Cette attitude d'espérance est capable d'établir et d'inaugurer des processus
éducatifs alternatifs à la culture dominante qui, dans de nombreuses
situations – à la fois en raison de l'extrême pauvreté ou de l'abondance aussi
extrême dans certains cas – finissent par asphyxier et tuer les rêves de nos
jeunes en les condamnant à un conformisme assourdissant, rampant et
souvent anesthésié. Ni triomphalistes ni alarmistes, hommes et femmes
joyeux et pleins d'espérance, non automatisés mais artisans actifs, capables
d’« afficher d’autres rêves que ce monde n’offre pas, témoigner de la beauté
de la générosité, du service, de la pureté, du courage, du pardon, de la fidélité
à sa vocation, de la prière, de la lutte pour la justice et le bien commun, de
l’amour des pauvres, de l’amitié sociale.»6
L’ « option Valdocco » pour votre CG28 est une bonne occasion pour vous
confronter avec vos sources et demander au Seigneur : « Da mihi animas,
cætera tolle ».7 « Tolle » surtout ce qui a été incorporé et perpétué en cours de
route et qui, bien qu'à un autre moment aurait pu être une réponse
adéquate, vous empêche aujourd'hui de configurer et de façonner la
présence salésienne de manière évangéliquement significative dans les
différentes situations de la mission.
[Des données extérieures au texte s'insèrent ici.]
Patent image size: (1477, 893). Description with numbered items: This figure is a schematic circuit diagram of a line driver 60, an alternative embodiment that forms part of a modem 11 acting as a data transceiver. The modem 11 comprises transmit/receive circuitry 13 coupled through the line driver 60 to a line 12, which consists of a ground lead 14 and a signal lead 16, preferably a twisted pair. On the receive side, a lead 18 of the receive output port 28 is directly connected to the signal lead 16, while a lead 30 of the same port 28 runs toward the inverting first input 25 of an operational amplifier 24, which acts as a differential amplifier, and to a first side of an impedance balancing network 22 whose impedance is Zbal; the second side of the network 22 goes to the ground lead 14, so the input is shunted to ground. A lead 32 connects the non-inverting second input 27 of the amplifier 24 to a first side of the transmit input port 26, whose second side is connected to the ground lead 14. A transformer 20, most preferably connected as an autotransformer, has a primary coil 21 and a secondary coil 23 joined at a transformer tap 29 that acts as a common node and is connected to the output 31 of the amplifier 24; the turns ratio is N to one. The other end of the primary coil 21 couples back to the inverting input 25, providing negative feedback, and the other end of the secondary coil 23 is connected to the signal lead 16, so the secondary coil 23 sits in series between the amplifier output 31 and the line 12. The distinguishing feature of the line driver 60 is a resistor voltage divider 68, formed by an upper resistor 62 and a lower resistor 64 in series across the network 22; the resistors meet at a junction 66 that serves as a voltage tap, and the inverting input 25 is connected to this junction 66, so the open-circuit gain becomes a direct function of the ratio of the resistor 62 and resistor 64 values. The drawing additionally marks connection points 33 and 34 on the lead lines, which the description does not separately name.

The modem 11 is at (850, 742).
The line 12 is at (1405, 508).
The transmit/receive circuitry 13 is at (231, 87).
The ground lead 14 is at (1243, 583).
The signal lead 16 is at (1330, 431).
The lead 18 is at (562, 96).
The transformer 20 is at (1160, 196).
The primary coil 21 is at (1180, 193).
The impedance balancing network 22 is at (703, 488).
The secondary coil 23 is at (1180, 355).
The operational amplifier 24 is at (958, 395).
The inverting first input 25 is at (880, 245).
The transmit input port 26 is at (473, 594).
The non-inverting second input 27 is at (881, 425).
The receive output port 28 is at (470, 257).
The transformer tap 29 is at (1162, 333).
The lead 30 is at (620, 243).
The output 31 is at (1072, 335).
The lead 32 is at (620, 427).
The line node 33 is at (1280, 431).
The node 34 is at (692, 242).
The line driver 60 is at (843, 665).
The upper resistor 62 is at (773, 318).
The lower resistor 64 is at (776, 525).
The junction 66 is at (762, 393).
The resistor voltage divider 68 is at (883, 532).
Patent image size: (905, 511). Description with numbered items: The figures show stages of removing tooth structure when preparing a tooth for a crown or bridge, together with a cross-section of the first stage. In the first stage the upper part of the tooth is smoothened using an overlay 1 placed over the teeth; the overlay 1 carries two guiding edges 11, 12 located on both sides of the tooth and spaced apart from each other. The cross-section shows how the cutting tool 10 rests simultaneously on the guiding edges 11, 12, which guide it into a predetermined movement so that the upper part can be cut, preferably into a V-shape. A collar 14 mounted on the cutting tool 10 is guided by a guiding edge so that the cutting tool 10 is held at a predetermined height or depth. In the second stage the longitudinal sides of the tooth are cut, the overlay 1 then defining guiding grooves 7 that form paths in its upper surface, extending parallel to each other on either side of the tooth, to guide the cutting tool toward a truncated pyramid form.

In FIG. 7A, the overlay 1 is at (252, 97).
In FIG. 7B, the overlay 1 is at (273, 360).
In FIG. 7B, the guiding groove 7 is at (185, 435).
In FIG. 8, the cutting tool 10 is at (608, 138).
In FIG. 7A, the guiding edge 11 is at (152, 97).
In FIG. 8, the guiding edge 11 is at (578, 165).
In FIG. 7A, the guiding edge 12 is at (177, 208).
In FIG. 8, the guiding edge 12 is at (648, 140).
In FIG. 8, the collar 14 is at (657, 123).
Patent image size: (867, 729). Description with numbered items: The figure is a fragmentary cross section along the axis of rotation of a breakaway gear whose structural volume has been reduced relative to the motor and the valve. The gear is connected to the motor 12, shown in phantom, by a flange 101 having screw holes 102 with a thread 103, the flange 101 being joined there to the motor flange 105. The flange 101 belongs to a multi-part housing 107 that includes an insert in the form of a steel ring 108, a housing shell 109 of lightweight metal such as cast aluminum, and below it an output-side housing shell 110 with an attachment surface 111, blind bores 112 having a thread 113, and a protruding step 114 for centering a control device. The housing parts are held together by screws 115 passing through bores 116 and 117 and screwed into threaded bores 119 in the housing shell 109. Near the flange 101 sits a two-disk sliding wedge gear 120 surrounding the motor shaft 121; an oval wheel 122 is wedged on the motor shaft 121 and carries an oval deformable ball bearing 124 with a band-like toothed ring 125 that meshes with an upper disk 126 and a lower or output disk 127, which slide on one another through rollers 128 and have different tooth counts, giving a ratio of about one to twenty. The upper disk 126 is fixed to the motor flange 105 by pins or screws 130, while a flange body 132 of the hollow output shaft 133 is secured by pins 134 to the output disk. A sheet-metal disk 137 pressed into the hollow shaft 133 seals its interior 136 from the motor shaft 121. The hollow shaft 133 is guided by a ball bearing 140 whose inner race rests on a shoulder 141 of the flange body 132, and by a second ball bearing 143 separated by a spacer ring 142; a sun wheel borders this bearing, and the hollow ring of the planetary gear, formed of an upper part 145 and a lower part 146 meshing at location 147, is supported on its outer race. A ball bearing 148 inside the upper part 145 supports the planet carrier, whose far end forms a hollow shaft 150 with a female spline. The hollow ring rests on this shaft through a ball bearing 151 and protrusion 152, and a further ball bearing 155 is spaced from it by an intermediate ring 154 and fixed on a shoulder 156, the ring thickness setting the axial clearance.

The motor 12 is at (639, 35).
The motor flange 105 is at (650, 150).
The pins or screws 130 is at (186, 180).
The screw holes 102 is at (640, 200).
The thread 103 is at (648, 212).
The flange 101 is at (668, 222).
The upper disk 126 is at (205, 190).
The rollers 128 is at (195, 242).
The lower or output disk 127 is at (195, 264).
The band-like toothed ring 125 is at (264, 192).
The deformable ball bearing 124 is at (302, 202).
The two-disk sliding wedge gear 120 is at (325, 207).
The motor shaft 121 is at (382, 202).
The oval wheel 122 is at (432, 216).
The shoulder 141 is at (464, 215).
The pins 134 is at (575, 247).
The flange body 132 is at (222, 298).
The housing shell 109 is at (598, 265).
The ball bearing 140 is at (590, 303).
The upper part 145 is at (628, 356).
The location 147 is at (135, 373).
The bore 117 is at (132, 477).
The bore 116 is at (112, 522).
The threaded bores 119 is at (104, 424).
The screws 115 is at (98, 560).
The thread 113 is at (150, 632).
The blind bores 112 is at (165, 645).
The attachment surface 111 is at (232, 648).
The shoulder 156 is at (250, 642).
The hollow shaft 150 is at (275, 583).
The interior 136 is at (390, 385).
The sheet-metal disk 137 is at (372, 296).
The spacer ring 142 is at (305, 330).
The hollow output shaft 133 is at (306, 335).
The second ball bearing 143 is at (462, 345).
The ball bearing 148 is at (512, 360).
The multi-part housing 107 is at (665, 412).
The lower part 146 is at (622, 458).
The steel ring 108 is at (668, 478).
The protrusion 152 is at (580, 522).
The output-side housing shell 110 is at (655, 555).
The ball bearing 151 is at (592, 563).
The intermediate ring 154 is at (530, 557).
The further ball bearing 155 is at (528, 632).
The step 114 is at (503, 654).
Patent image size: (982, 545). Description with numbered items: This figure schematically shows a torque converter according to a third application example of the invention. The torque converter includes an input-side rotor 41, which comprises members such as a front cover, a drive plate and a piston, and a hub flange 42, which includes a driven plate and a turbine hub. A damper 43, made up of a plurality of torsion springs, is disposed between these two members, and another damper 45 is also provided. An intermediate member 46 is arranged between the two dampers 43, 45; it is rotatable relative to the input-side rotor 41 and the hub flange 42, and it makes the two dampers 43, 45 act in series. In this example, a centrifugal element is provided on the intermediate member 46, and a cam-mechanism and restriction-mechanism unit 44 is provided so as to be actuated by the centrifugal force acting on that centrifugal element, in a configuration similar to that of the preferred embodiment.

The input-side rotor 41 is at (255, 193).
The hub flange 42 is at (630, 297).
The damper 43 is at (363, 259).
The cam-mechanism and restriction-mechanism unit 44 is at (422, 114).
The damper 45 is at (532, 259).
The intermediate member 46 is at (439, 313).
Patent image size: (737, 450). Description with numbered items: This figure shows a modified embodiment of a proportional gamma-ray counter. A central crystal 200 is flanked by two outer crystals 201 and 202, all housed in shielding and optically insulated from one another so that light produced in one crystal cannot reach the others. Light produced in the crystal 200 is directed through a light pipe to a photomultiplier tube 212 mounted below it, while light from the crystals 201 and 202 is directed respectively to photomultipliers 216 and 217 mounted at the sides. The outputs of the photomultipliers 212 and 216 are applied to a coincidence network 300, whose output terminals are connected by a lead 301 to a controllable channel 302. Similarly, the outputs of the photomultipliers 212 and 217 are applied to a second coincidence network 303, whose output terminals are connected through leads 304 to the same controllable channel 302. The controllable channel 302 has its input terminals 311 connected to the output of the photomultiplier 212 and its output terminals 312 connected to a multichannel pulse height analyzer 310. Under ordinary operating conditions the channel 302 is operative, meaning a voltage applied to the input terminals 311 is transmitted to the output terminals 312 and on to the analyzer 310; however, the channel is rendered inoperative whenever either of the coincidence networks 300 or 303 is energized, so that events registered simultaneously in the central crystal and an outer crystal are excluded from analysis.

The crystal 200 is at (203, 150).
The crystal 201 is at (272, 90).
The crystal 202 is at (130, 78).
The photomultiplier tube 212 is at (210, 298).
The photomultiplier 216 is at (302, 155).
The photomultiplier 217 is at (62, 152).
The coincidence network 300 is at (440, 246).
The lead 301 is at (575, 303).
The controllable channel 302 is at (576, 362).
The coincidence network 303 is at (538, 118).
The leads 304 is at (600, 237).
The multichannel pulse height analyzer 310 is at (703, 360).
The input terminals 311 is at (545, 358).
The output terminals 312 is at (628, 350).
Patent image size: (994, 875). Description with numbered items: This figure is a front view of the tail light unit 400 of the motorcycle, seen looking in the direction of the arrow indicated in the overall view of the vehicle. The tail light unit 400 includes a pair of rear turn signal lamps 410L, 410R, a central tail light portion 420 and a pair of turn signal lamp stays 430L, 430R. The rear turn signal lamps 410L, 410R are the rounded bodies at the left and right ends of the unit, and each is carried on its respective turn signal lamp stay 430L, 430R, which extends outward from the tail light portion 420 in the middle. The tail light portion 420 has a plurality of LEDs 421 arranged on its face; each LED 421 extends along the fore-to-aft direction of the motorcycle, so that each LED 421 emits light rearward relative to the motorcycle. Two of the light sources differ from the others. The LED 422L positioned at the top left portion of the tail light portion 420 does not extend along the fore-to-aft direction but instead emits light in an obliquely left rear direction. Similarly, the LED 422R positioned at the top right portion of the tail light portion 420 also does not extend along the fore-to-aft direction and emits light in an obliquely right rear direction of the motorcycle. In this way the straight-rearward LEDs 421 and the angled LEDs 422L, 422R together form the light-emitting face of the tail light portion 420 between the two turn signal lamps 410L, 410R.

Cela nécessite, de votre part, de
surmonter les peurs et les appréhensions qui peuvent découler du fait d'avoir
cru que le charisme se réduisît ou s'identifiât avec certaines œuvres ou
structures bien déterminées. Vivre fidèlement le charisme est quelque chose
de plus riche et de plus stimulant que le simple abandon, retrait ou
réajustement des maisons ou des activités ; cela implique un changement de
mentalité face à la mission à accomplir.8
5 Cf. Homélie du 2 février 2017.
6 Christus vivit, 36.
7 Devise imprimée en lettres de feu chez les premiers missionnaires. Je me souviens de la lettre de Don Giacomo
Costamagna à Don Bosco où, après lui avoir parlé des difficultés du voyage et des différents échecs auxquels
il a dû faire face, il conclut en disant : « Nous demandons à l'unanimité une seule chose : pouvoir aller très
vite en Patagonie pour sauver d'innombrables âmes. » La conscience d'être envoyé à la recherche d'âmes dans
les périphéries et à rester en surmontant tout échec apparent est une marque d'identité à partir de laquelle
confronter et mesurer le charisme : « Da mihi animas, cætera tolle ».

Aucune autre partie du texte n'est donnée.